Les Haïtiens, qui se sont déplacés plus nombreux dimanche pour élire notamment leur président et leurs représentants au parlement, sont bien déterminés à faire respecter leur vote afin de tenter de mettre fin à une longue crise politique qui a freiné la reconstruction du pays.

La participation aux scrutins de dimanche se situe «autour de 30%», soit davantage que lors des élections présidentielles de 2010 et 2011, a annoncé lundi le chef de la mission d'observation électorale de l'organisation des États américains (OEA), Celso Amorim, lors d'une conférence de presse.

Lors des dernières élections présidentielles, en 2010 et 2011, à peine plus de 20% des électeurs avaient voté. Cette participation est aussi de plus de 10 points supérieure à celle du précédent jour de vote, le 9 août.

L'enthousiasme régnait lundi dans les rues de la capitale Port-au-Prince, les Haïtiens s'apostrophant tout sourire pour s'assurer que leurs voisins avaient bien rempli leur devoir civique dimanche.

«On peut le faire. Oui nous, le peuple haïtien, on peut être ordonnés et voter normalement, dans le calme», a exulté Luckner Mérilien, tout en installant comme chaque matin ses tableaux d'artisanat sur les murs faisant face à l'un des grands hôtels de la capitale.

Le fastidieux travail de décompte des bulletins, qui est centralisé à Port-au-Prince, devrait durer plusieurs jours. Les résultats du scrutin présidentiel ne devraient être publiés par le Conseil électoral provisoire (CEP) que le 3 novembre. Le deuxième tour n'aura lieu que le 27 décembre.

Tous ceux qui ont voté dimanche -- 5,8 millions d'Haïtiens étaient appelés à s'exprimer dans les isoloirs -- s'accordent sur un point: il faut que les résultats annoncés soient le parfait reflet de leurs suffrages déposés dans les urnes.

Le CEP «n'a pas le choix: on a voté, on doit être respectés», a affirmé Dieujuste Thélusma, qui a voté dans la commune de Pétionville, sur les hauteurs de Port-au-Prince.

Accepter de perdre 

Cette affirmation citoyenne est une nouveauté pour le pays de la Caraïbe, d'une pauvreté extrême, où les élections précédentes ont été gagnées dans la rue et non dans les urnes.

«Pour les élections présidentielles de 1990, 2006 et 2010, ce sont les manifestations qui ont dicté les résultats», a expliqué Laënnec Hurbon, sociologue haïtien et directeur de recherches au CNRS. «En 2010, les autorités ont changé les résultats pour satisfaire ceux qui avaient gagné les rues».

Il y a cinq ans, les premiers résultats publiés par le CEP avaient exclu Michel Martelly du second tour.
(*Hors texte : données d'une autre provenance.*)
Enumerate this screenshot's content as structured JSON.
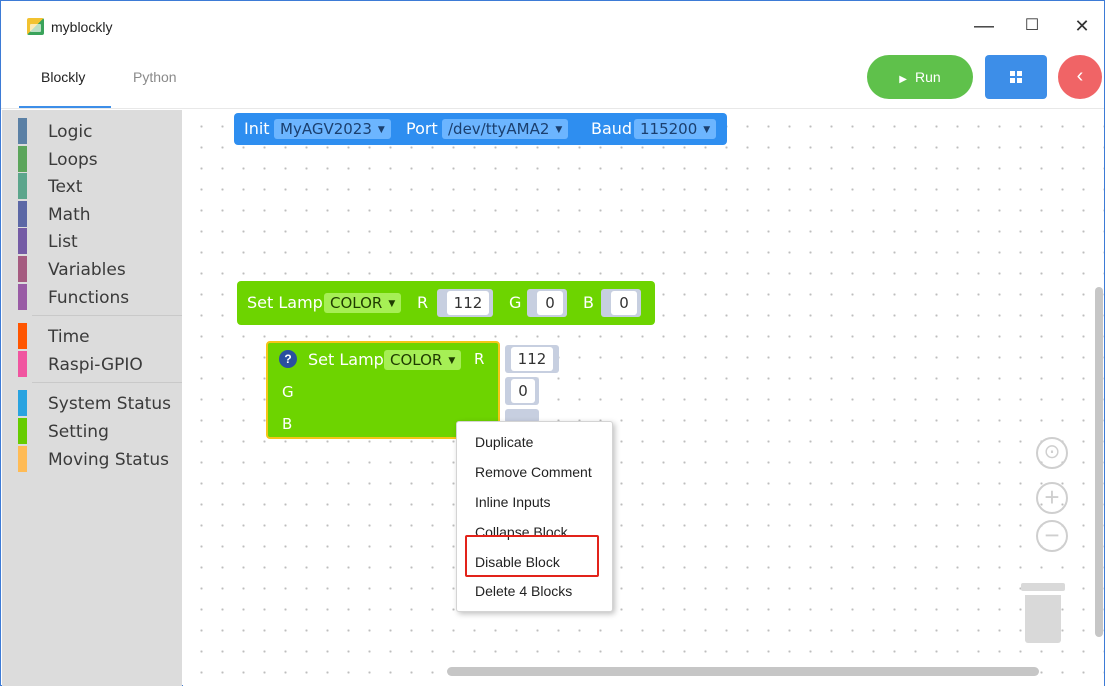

Sous la pression de la rue -- le pays avait été paralysé par trois jours de révolte -- mais aussi de la communauté internationale, le chanteur star du carnaval avait été repêché pour le second tour puis finalement élu président de la République en mai 2011.

Le vote n'a pas été perturbé dimanche par des violences ou des fraudes massives, mais chacun sait en Haïti que l'annonce des résultats sera l'étape décisive pour la stabilisation politique du pays.

«La grande bataille est là. S'il y a des essais de manipulation du scrutin, alors il y aura sans aucun doute des violences à travers le pays», a estimé M. Hurbon.

A ce stade, quatre candidats semblent se détacher parmi les 54 prétendants: Jovenel Moïse, Jude Célestin -- qui avait été écarté du second tour en 2010 au profit du président actuel --, Moïse Jean-Charles, farouche opposant au pouvoir en place et Maryse Narcisse, soutenue par l'ancien président Jean-Bertrand Aristide, resté très populaire dans les quartiers pauvres de la capitale.

Seuls deux candidats seront retenus pour le second tour.

Si les citoyens semblent prêts à accepter le résultat du processus démocratique pour désigner leurs dirigeants, reste à savoir si les différents partis et candidats feront de même pour respecter leur engagement en faveur de la stabilisation politique du pays.

Celso Amorim exhorte donc «les partis politiques, les autorités, le peuple haïtien à avoir patience et accepter les résultats.»

Pour Laënnec Hurbon, la prochaine étape cruciale est simple: «on va voir si les gens acceptent de perdre».